Deshalb bezogen und beziehen sich viele der politischen Strömungen, die seit 1989 in Mittelosteuropa die Gesellschaft prägen auf die Eigenstaatlichkeit zwischen den Weltkriegen. Doch der positive Bezug auf diese kurze Unabhängigkeit kollidiert mit der Erinnerung an den Holocaust aus zwei Gründen: Zum einen rekrutierten sich aus den nationalistischen Bewegungen der Zwischenkriegszeit häufig Kollaborateure der Deutschen, die sich in Zusammenarbeit mit Wehrmacht und SS, oft genug aber auch auf eigene Faust an der Vernichtung der osteuropäischen Juden beteiligten. Zum anderen wird der Vormarsch der Roten Armee, der am 27. Januar 1945 zur Befreiung von Auschwitz führte, als Beginn einer erneuten Besatzung gesehen, die im Baltikum zur Annexion, in den anderen Ländern zur Oktroyierung des sozialistischen Systems führen sollte.

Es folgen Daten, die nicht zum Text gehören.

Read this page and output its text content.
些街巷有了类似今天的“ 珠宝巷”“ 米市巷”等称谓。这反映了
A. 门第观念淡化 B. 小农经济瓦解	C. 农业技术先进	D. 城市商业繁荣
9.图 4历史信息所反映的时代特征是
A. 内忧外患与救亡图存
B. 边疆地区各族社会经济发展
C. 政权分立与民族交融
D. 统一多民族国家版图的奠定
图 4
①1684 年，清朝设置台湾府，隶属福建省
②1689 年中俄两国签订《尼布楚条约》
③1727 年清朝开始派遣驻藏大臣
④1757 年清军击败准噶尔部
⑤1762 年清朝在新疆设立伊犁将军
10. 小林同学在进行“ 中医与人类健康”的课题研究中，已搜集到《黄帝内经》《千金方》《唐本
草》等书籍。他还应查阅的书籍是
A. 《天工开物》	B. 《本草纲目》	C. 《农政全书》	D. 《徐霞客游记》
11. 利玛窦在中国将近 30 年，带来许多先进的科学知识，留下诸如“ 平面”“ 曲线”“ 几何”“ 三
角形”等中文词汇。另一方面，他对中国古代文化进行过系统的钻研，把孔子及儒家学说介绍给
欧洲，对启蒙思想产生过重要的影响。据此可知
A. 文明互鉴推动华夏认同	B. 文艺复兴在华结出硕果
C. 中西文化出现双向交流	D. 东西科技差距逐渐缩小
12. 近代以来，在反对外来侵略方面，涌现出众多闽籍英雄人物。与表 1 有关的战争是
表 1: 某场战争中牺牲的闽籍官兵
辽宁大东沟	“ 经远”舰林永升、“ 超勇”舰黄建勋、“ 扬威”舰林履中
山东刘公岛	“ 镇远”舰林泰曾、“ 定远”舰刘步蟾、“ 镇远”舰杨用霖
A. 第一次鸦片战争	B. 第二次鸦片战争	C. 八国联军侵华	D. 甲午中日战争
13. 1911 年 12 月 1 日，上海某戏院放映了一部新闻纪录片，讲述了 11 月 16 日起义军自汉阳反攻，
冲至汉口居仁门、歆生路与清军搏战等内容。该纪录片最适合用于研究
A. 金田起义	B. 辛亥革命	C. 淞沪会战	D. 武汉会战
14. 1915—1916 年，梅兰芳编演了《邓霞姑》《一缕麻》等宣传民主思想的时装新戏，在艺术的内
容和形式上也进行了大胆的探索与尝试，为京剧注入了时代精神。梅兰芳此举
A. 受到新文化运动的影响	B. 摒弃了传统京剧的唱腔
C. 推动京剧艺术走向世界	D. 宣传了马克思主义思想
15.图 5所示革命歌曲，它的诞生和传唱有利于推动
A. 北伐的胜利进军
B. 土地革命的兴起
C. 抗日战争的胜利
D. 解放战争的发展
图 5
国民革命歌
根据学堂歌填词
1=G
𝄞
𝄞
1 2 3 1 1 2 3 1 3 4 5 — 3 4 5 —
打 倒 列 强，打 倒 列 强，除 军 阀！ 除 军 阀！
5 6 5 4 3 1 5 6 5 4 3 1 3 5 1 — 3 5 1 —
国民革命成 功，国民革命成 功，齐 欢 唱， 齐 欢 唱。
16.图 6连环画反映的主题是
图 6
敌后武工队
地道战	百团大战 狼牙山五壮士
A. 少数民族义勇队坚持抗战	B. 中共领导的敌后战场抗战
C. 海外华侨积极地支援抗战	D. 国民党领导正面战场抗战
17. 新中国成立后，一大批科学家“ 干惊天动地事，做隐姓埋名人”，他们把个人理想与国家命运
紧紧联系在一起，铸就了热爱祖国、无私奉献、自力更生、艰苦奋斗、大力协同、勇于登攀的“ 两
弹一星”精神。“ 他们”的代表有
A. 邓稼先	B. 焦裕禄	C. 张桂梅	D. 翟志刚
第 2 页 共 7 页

Die politische Antwort auf dieses Problem besteht in der umstandslosen Gleichsetzung von sowjetischer Expansionspolitik und stalinistischer Repression mit der systematischen Vernichtung der europäischen Juden, wonach die Bevölkerung der jeweiligen Länder sowjetischerseits einem Verfolgungs- und Vernichtungsdruck ausgesetzt gewesen wäre, der dem Leiden der Juden unter der deutschen Besatzung nicht nachgestanden hätte.

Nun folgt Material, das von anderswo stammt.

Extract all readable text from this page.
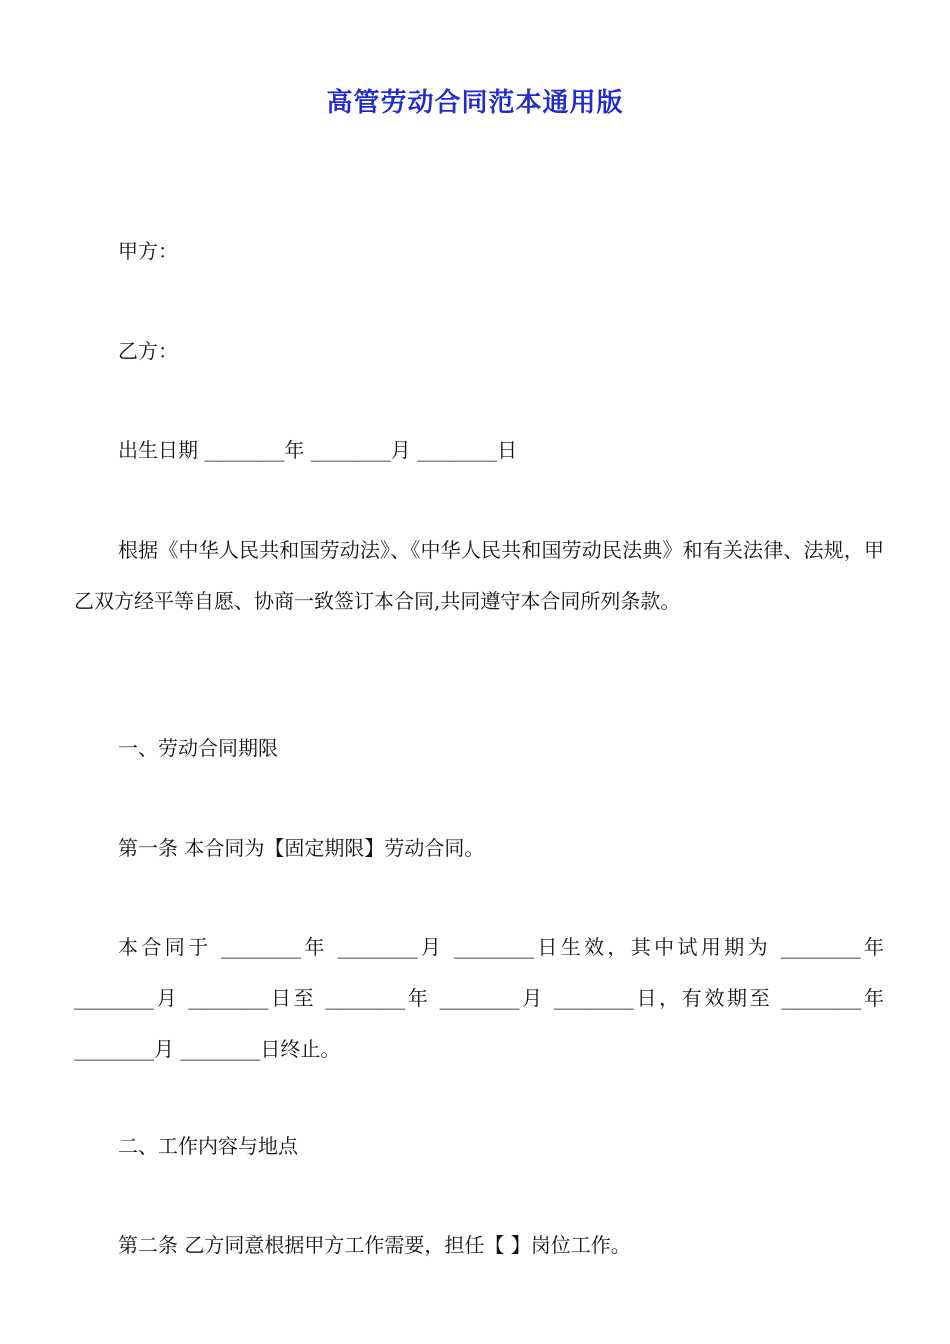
高管劳动合同范本通用版
甲方：
乙方：
出生日期 ________年 ________月 ________日
根据《中华人民共和国劳动法》、《中华人民共和国劳动民法典》和有关法律、法规，甲乙双方经平等自愿、协商一致签订本合同,共同遵守本合同所列条款。
一、劳动合同期限
第一条 本合同为【固定期限】劳动合同。
本合同于 ________年 ________月 ________日生效，其中试用期为 ________年 ________月 ________日至 ________年 ________月 ________日，有效期至 ________年 ________月 ________日终止。
二、工作内容与地点
第二条 乙方同意根据甲方工作需要，担任【 】岗位工作。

Wie sehr dieses Standardideologem der nationalistischen Gedächtniskulturen Mittelosteuropas in Konflikt mit »westeuropäischen Standards« steht, und welche Probleme dies für eine Integration der mittelosteuropäischen Staaten in die EU bedeutet, dürfte vielen Akteuren dort erst klar geworden sein, als die lettische Außenministerin Sandra Kalniete bei der Leipziger Buchmesse 2004 einen Skandal auslöste, als sie erklärte, dass »beide totalitären Regime – Nazismus und Kommunismus – gleich kriminell waren.«

In Reaktion auf diese Kluft zwischen west- und osteuropäischen Erinnerungskulturen bemühen sich seit einigen Jahren v.a. osteuropäische Politiker und Intellektuelle um Vernetzung und Austausch, um gemeinsam die »Anerkennung der osteuropäischen Gewalterfahrung« in Form der Akzeptanz der Totalitarismusdoktrin als Bestandteil europäischer Erinnerungspolitik durchzusetzen. So fand im Juni 2008, unterstützt von der tschechischen Regierung, in Prag die Konferenz European Conscience and Communism (Europäisches Bewusstsein/Gewissen und der Kommunismus) statt, auf der die gleichnamige Erklärung, kurz Prague Declaration, verabschiedet wurde. Diese fordert, die Gleichsetzung von Nationalsozialismus und Kommunismus zur Grundlage europäischer Geschichtspolitik zu machen und legt einen detaillierten Maßnahmenkatalog dafür vor.

Ihre Inhalte wurden u.a. mit der European Parliament Resolution of 2 April 2009 on European Conscience and Totalitarianism und der Einführung des 23. Augusts als antitotalitären europäischen Gedenktag zur Basis europäischer Geschichtspolitik erklärt und haben seither Eingang in eine Vielzahl von EU-Programmen und Maßnahmen gefunden.

Die Annahme der Totalitarismus-Doktrin als Interpretationsrahmen für die europäische Geschichte des 20. Jahrhunderts durch die EU wird nicht nur symbolische Auswirkungen haben. Da die EU in steigendem Maße u.a. »harmonisierend« Einfluss auf Bildungsinhalte nimmt und sich finanziell fördernd auf dem Gebiet der Gedenkstättenarbeit engagiert, verfügt sie über effektive Möglichkeiten, die Verbindlichkeit eines antitotalitären Geschichtsbildes durchzusetzen.